Delphine is just under two months away from being five, and in the last month or so she went through one of those quantum changes — your kid goes to bed one day and she's four and a half, and wakes up the next day and she's nearly five. Her hair is longer, her face is more girlish and less babyish, she has all these freckles that came out of nowhere, she uses long words and elaborate grammatical constructions, she can almost read. It's a bit dizzying, frankly, but I couldn't be happier. The more she moves away from babyhood the more I like hanging out with her.

So yeah, she can almost read. I would say she's a few weeks from really being able to read; she can sound out short (phonically logical) words, and she is learning a few tricks (like looking at the first letter and the associated picture and guessing!) to work out the other 95% of the English language. She's also sight-learned a few words, which suits me because that's largely how I (and I assume most literate adults) read.

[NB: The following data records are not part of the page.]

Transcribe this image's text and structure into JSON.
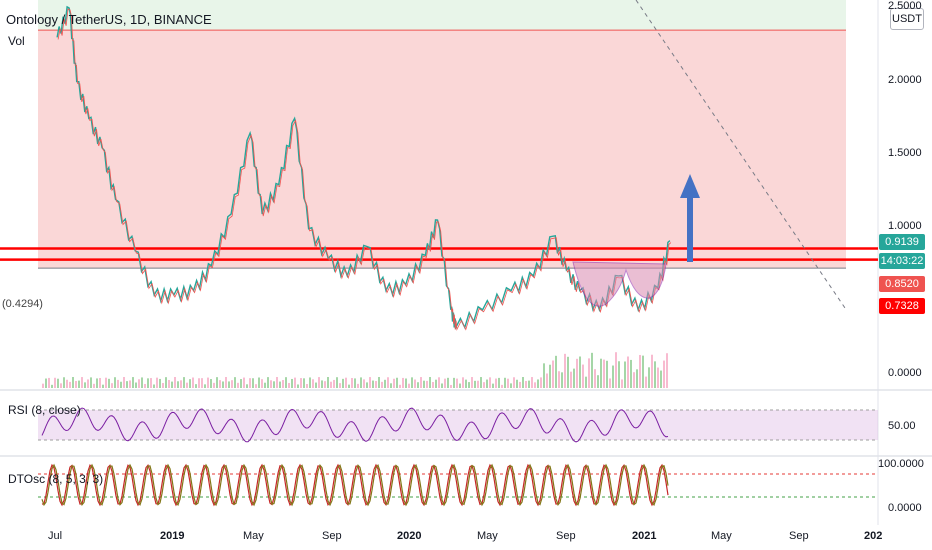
{
  "header": {
    "title": "Ontology / TetherUS, 1D, BINANCE",
    "currency": "USDT",
    "vol_label": "Vol",
    "left_level": "(0.4294)"
  },
  "price_axis": {
    "ticks": [
      "2.5000",
      "2.0000",
      "1.5000",
      "1.0000",
      "0.0000"
    ],
    "tags": [
      {
        "text": "0.9139",
        "color": "#26a69a"
      },
      {
        "text": "14:03:22",
        "color": "#26a69a"
      },
      {
        "text": "0.8520",
        "color": "#ef5350"
      },
      {
        "text": "0.7328",
        "color": "#ff0000"
      }
    ]
  },
  "rsi": {
    "label": "RSI (8, close)",
    "tick": "50.00",
    "color": "#7b1fa2"
  },
  "dtosc": {
    "label": "DTOsc (8, 5, 3, 3)",
    "ticks": [
      "100.0000",
      "0.0000"
    ]
  },
  "x_axis": {
    "labels": [
      {
        "text": "Jul",
        "bold": false
      },
      {
        "text": "2019",
        "bold": true
      },
      {
        "text": "May",
        "bold": false
      },
      {
        "text": "Sep",
        "bold": false
      },
      {
        "text": "2020",
        "bold": true
      },
      {
        "text": "May",
        "bold": false
      },
      {
        "text": "Sep",
        "bold": false
      },
      {
        "text": "2021",
        "bold": true
      },
      {
        "text": "May",
        "bold": false
      },
      {
        "text": "Sep",
        "bold": false
      },
      {
        "text": "202",
        "bold": true
      }
    ]
  },
  "chart_data": {
    "type": "line",
    "title": "Ontology / TetherUS, 1D, BINANCE",
    "ylim": [
      0,
      2.5
    ],
    "y_ticks": [
      0,
      1.0,
      1.5,
      2.0,
      2.5
    ],
    "price_path": [
      [
        "2018-07-01",
        2.3
      ],
      [
        "2018-07-20",
        2.5
      ],
      [
        "2018-08-01",
        2.0
      ],
      [
        "2018-08-20",
        1.75
      ],
      [
        "2018-09-10",
        1.55
      ],
      [
        "2018-10-01",
        1.2
      ],
      [
        "2018-11-01",
        0.85
      ],
      [
        "2018-12-01",
        0.55
      ],
      [
        "2019-01-01",
        0.55
      ],
      [
        "2019-02-01",
        0.58
      ],
      [
        "2019-03-01",
        0.75
      ],
      [
        "2019-04-01",
        1.1
      ],
      [
        "2019-05-01",
        1.65
      ],
      [
        "2019-05-20",
        1.1
      ],
      [
        "2019-06-15",
        1.3
      ],
      [
        "2019-07-10",
        1.75
      ],
      [
        "2019-08-01",
        1.0
      ],
      [
        "2019-09-01",
        0.8
      ],
      [
        "2019-10-01",
        0.68
      ],
      [
        "2019-11-01",
        0.88
      ],
      [
        "2019-12-01",
        0.58
      ],
      [
        "2020-01-01",
        0.62
      ],
      [
        "2020-02-01",
        0.82
      ],
      [
        "2020-02-20",
        1.06
      ],
      [
        "2020-03-12",
        0.45
      ],
      [
        "2020-03-20",
        0.33
      ],
      [
        "2020-05-01",
        0.45
      ],
      [
        "2020-06-15",
        0.58
      ],
      [
        "2020-07-20",
        0.68
      ],
      [
        "2020-08-20",
        0.95
      ],
      [
        "2020-09-10",
        0.72
      ],
      [
        "2020-10-01",
        0.58
      ],
      [
        "2020-11-01",
        0.45
      ],
      [
        "2020-12-01",
        0.68
      ],
      [
        "2021-01-01",
        0.45
      ],
      [
        "2021-02-01",
        0.6
      ],
      [
        "2021-02-20",
        0.92
      ]
    ],
    "horizontal_levels": [
      {
        "value": 0.9139,
        "color": "#ff0000"
      },
      {
        "value": 0.852,
        "color": "#ff0000"
      },
      {
        "value": 0.7328,
        "color": "#ff0000"
      },
      {
        "value": 2.35,
        "color": "#ff0000"
      }
    ],
    "rsi_period": 8,
    "rsi_mid": 50,
    "dtosc_range": [
      0,
      100
    ],
    "annotations": [
      "up-arrow",
      "cup-and-handle"
    ]
  }
}
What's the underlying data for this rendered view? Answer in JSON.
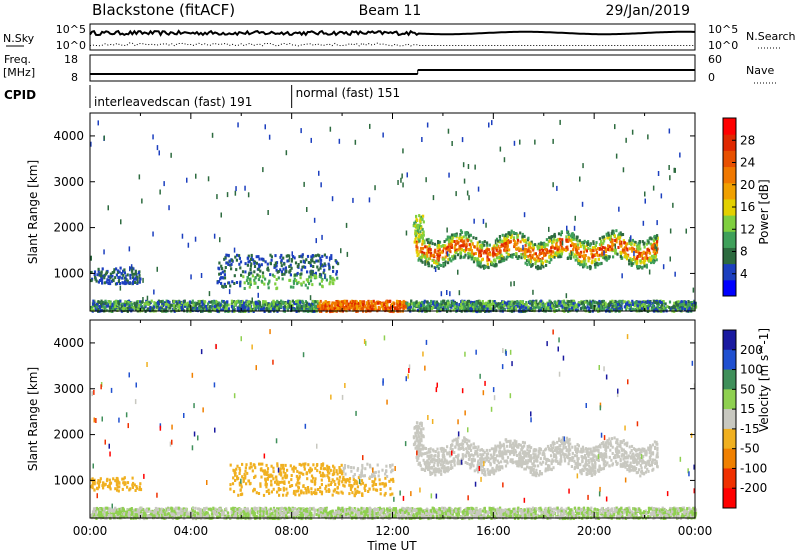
{
  "header": {
    "station": "Blackstone (fitACF)",
    "beam": "Beam 11",
    "date": "29/Jan/2019"
  },
  "panels": {
    "nsky_label": "N.Sky",
    "nsky_ticks": [
      "10^5",
      "10^0"
    ],
    "nsearch_label": "N.Search",
    "nsearch_ticks": [
      "10^5",
      "10^0"
    ],
    "freq_label": "Freq.",
    "freq_unit": "[MHz]",
    "freq_ticks": [
      "18",
      "8"
    ],
    "nave_label": "Nave",
    "nave_ticks": [
      "60",
      "0"
    ],
    "cpid_label": "CPID",
    "cpid_segments": [
      {
        "label": "interleavedscan (fast) 191",
        "start_hour": 0,
        "end_hour": 8
      },
      {
        "label": "normal (fast) 151",
        "start_hour": 8,
        "end_hour": 24
      }
    ]
  },
  "chart_data": [
    {
      "type": "heatmap",
      "quantity": "Power",
      "ylabel": "Slant Range [km]",
      "ylim": [
        180,
        4500
      ],
      "yticks": [
        1000,
        2000,
        3000,
        4000
      ],
      "xlim_hours": [
        0,
        24
      ],
      "colorbar": {
        "label": "Power [dB]",
        "ticks": [
          "4",
          "8",
          "12",
          "16",
          "20",
          "24",
          "28"
        ],
        "range": [
          0,
          32
        ],
        "colors": [
          "#0000ff",
          "#1c3fbf",
          "#2d6b3f",
          "#3fa05a",
          "#7fcf3f",
          "#e3d000",
          "#f0a000",
          "#f07800",
          "#e85000",
          "#e02800",
          "#ff0000"
        ]
      },
      "features": [
        {
          "name": "near-range ground scatter",
          "start_hour": 0.0,
          "end_hour": 24.0,
          "range_km": [
            200,
            420
          ],
          "value_db": 8
        },
        {
          "name": "afternoon F-region band",
          "start_hour": 12.9,
          "end_hour": 22.5,
          "range_km": [
            1250,
            2000
          ],
          "value_db": 20
        },
        {
          "name": "morning E/F scatter",
          "start_hour": 0.0,
          "end_hour": 9.8,
          "range_km": [
            700,
            1450
          ],
          "value_db": 8
        },
        {
          "name": "midday strong scatter",
          "start_hour": 9.0,
          "end_hour": 12.5,
          "range_km": [
            250,
            400
          ],
          "value_db": 24
        }
      ]
    },
    {
      "type": "heatmap",
      "quantity": "Velocity",
      "ylabel": "Slant Range [km]",
      "ylim": [
        180,
        4500
      ],
      "yticks": [
        1000,
        2000,
        3000,
        4000
      ],
      "xlabel": "Time UT",
      "xticks": [
        "00:00",
        "04:00",
        "08:00",
        "12:00",
        "16:00",
        "20:00",
        "00:00"
      ],
      "xlim_hours": [
        0,
        24
      ],
      "colorbar": {
        "label": "Velocity [m s^-1]",
        "ticks": [
          "200",
          "100",
          "50",
          "15",
          "-15",
          "-50",
          "-100",
          "-200"
        ],
        "colors": [
          "#1a1aa0",
          "#2050d0",
          "#3f8f5a",
          "#8fd050",
          "#c8c8c0",
          "#f0b020",
          "#f08000",
          "#f03000",
          "#ff0000"
        ]
      },
      "features": [
        {
          "name": "ground scatter",
          "start_hour": 0.0,
          "end_hour": 24.0,
          "range_km": [
            200,
            420
          ],
          "value_ms": 5
        },
        {
          "name": "afternoon F-region band",
          "start_hour": 12.9,
          "end_hour": 22.5,
          "range_km": [
            1250,
            2000
          ],
          "value_ms": 0
        },
        {
          "name": "morning flow",
          "start_hour": 5.5,
          "end_hour": 12.0,
          "range_km": [
            700,
            1400
          ],
          "value_ms": -40
        }
      ]
    }
  ]
}
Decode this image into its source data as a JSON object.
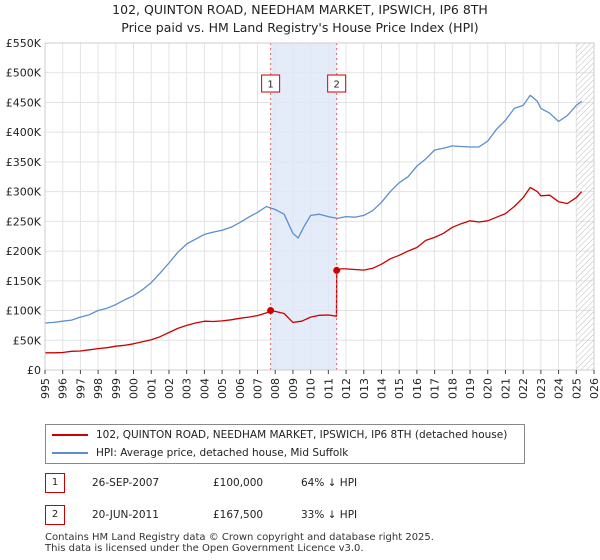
{
  "chart_data": {
    "type": "line",
    "title": "102, QUINTON ROAD, NEEDHAM MARKET, IPSWICH, IP6 8TH",
    "subtitle": "Price paid vs. HM Land Registry's House Price Index (HPI)",
    "xlabel": "",
    "ylabel": "",
    "xlim": [
      1995,
      2026
    ],
    "ylim": [
      0,
      550000
    ],
    "x_ticks": [
      "1995",
      "1996",
      "1997",
      "1998",
      "1999",
      "2000",
      "2001",
      "2002",
      "2003",
      "2004",
      "2005",
      "2006",
      "2007",
      "2008",
      "2009",
      "2010",
      "2011",
      "2012",
      "2013",
      "2014",
      "2015",
      "2016",
      "2017",
      "2018",
      "2019",
      "2020",
      "2021",
      "2022",
      "2023",
      "2024",
      "2025",
      "2026"
    ],
    "y_ticks": [
      "£0",
      "£50K",
      "£100K",
      "£150K",
      "£200K",
      "£250K",
      "£300K",
      "£350K",
      "£400K",
      "£450K",
      "£500K",
      "£550K"
    ],
    "grid": true,
    "shaded_period": [
      2007.74,
      2011.47
    ],
    "forecast_hatch_from": 2025.0,
    "series": [
      {
        "name": "102, QUINTON ROAD, NEEDHAM MARKET, IPSWICH, IP6 8TH (detached house)",
        "color": "#cc0000",
        "x": [
          1995.0,
          1995.5,
          1996.0,
          1996.5,
          1997.0,
          1997.5,
          1998.0,
          1998.5,
          1999.0,
          1999.5,
          2000.0,
          2000.5,
          2001.0,
          2001.5,
          2002.0,
          2002.5,
          2003.0,
          2003.5,
          2004.0,
          2004.5,
          2005.0,
          2005.5,
          2006.0,
          2006.5,
          2007.0,
          2007.5,
          2007.74,
          2008.0,
          2008.5,
          2009.0,
          2009.5,
          2010.0,
          2010.5,
          2011.0,
          2011.46,
          2011.47,
          2011.7,
          2012.0,
          2012.5,
          2013.0,
          2013.5,
          2014.0,
          2014.5,
          2015.0,
          2015.5,
          2016.0,
          2016.5,
          2017.0,
          2017.5,
          2018.0,
          2018.5,
          2019.0,
          2019.5,
          2020.0,
          2020.5,
          2021.0,
          2021.5,
          2022.0,
          2022.4,
          2022.8,
          2023.0,
          2023.5,
          2024.0,
          2024.5,
          2025.0,
          2025.3
        ],
        "values": [
          29000,
          29000,
          29500,
          31500,
          32000,
          34000,
          36000,
          37500,
          40000,
          41500,
          44000,
          47500,
          51000,
          56000,
          63000,
          70000,
          75000,
          79000,
          82000,
          81500,
          82500,
          84500,
          87000,
          89000,
          91500,
          96000,
          100000,
          98500,
          95000,
          80000,
          82000,
          89000,
          92000,
          92500,
          90500,
          167500,
          170000,
          170000,
          169000,
          168000,
          171000,
          178000,
          187000,
          193000,
          200000,
          206000,
          218000,
          223000,
          230000,
          240000,
          246000,
          251000,
          249000,
          251000,
          257000,
          263000,
          275000,
          290000,
          307000,
          300000,
          293000,
          294000,
          283000,
          280000,
          290000,
          300000
        ]
      },
      {
        "name": "HPI: Average price, detached house, Mid Suffolk",
        "color": "#5b8fcf",
        "x": [
          1995.0,
          1995.5,
          1996.0,
          1996.5,
          1997.0,
          1997.5,
          1998.0,
          1998.5,
          1999.0,
          1999.5,
          2000.0,
          2000.5,
          2001.0,
          2001.5,
          2002.0,
          2002.5,
          2003.0,
          2003.5,
          2004.0,
          2004.5,
          2005.0,
          2005.5,
          2006.0,
          2006.5,
          2007.0,
          2007.5,
          2008.0,
          2008.5,
          2009.0,
          2009.3,
          2009.6,
          2010.0,
          2010.5,
          2011.0,
          2011.5,
          2012.0,
          2012.5,
          2013.0,
          2013.5,
          2014.0,
          2014.5,
          2015.0,
          2015.5,
          2016.0,
          2016.5,
          2017.0,
          2017.5,
          2018.0,
          2018.5,
          2019.0,
          2019.5,
          2020.0,
          2020.5,
          2021.0,
          2021.5,
          2022.0,
          2022.4,
          2022.8,
          2023.0,
          2023.5,
          2024.0,
          2024.5,
          2025.0,
          2025.3
        ],
        "values": [
          79000,
          80000,
          82000,
          84000,
          89000,
          93000,
          100000,
          104000,
          110000,
          118000,
          125000,
          135000,
          147000,
          163000,
          180000,
          198000,
          212000,
          220000,
          228000,
          232000,
          235000,
          240000,
          248000,
          257000,
          265000,
          275000,
          270000,
          262000,
          230000,
          222000,
          240000,
          260000,
          262000,
          258000,
          255000,
          258000,
          257000,
          260000,
          268000,
          282000,
          300000,
          315000,
          325000,
          343000,
          355000,
          370000,
          373000,
          377000,
          376000,
          375000,
          375000,
          385000,
          405000,
          420000,
          440000,
          445000,
          462000,
          452000,
          440000,
          432000,
          418000,
          428000,
          445000,
          452000
        ]
      }
    ],
    "markers": [
      {
        "label": "1",
        "x": 2007.74,
        "value": 100000
      },
      {
        "label": "2",
        "x": 2011.47,
        "value": 167500
      }
    ]
  },
  "legend": {
    "red_label": "102, QUINTON ROAD, NEEDHAM MARKET, IPSWICH, IP6 8TH (detached house)",
    "blue_label": "HPI: Average price, detached house, Mid Suffolk"
  },
  "transactions": [
    {
      "num": "1",
      "date": "26-SEP-2007",
      "price": "£100,000",
      "hpi": "64% ↓ HPI"
    },
    {
      "num": "2",
      "date": "20-JUN-2011",
      "price": "£167,500",
      "hpi": "33% ↓ HPI"
    }
  ],
  "footer": {
    "line1": "Contains HM Land Registry data © Crown copyright and database right 2025.",
    "line2": "This data is licensed under the Open Government Licence v3.0."
  }
}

I will say now that I hate phonics. I hated it when I was a kid and I still hate it now. I hated it when I was a kid because it didn't work (and because I thought it was a lame crutch for kids who couldn't "really" read — I was a huge snob when I was a kid). I hate it now because it still doesn't work; I feel like such a fraud when I tell Delphine to "sound it out" when I know that that's a technique which will hardly ever help her figure out a word. I am perplexed by the emphasis phonics receives, unless it's because no-one has come up with a better way of "teaching" kids to read, and they want to feel like they're doing something. The English language is too full of exceptions for phonics to be worth anything — if you want to read anything more interesting than the most pedestrian Easy Reader (another thing I hated as a kid) you are going to come across the word "one" or the word "weigh" or the word "said" and phonics is going to let you down. I don't have any answers, though. All I know is I figured out how to read by being read to (no-one taught me) and I expect my children will do that same, whether or not they learn "k-k-k-kite" at school.

Back to Delphine, who can also write. She can form letters like a demon, so she writes quickly if you spell things out for her, but she's also really bold about writing on her own and guessing how things are spelled. She loves to write cards for her friends. "Athena I love you." They are always love letters.

Okay, this is my last brag about Delphine, I promise. We were talking about aunties the other day; since she's been old enough to talk we've been working with the convenient fiction that she has two aunties, Auntie Morgan and Auntie J'Anne. On Sunday I decided she's old enough to understand that Auntie J'Anne is actually Daddy's auntie and her Great-Aunt (although J'Anne is hardly the quivering old dear that the title implies). To illustrate the idea I decided to do a family tree. I walked Delphine through drawing up a crude diagram with circles for each person and lines joining us all up. When it came to labelling, Delphine decided that she was going to write each person's name around their circle, with the letters projecting out perpendicular to the surface of the circle. (I'll take a picture so you can see what I mean.) And she did so, forming each letter correctly with respect to the slope of the circle, without turning the paper around. That means she can rotate two-dimensional objects in her head!

Obviously I think that's pretty cool, whether or not almost-five is exactly when you would expect someone to be able to rotate two-dimensional objects in their head (I have no idea). It's math! Do you know what this means? It means she'll be able to read maps, and walk around strange cities without getting hopelessly lost, and figure out where this bit goes on that bicycle without trying it! It means she'll be able to do those useless spatial manipulation questions in IQ tests! I suppose I shouldn't be surprised that she has math brain — she comes from two families of math heads — but I'm still pleased. Now we just need to get her doing cryptics.

Part of the being-almost-five (and not really four anymore) is that Delphine is generally nicer to be around (don't let anyone tell you about Terrible Twos, Four is much worse. Twos get a bad rap.) However I can't get her to stop yelling at Cordelia. Poor Cordelia seems to get screamed at all day, when she won't give up a toy, when she can't learn the rules of a game, when she hides wrong in Hide and Seek. I know Delphine learned all about yelling from me, but the scale is entirely different! I have yelled at her fewer than ten times in her whole life, whereas she seems to yell at DeeDee ten times a day. Well, maybe five. I guess they mean it when they say your bad behaviour will be reflected in your kids' behaviour, but I didn't realize it would be magnified to this extent. I have a book out about managing Anger and Aggression (for parents and children) so hopefully that will help. Because I don't have Clue One what to do at this point. At least March Break is over so they can get out of each other's hair for a while every day.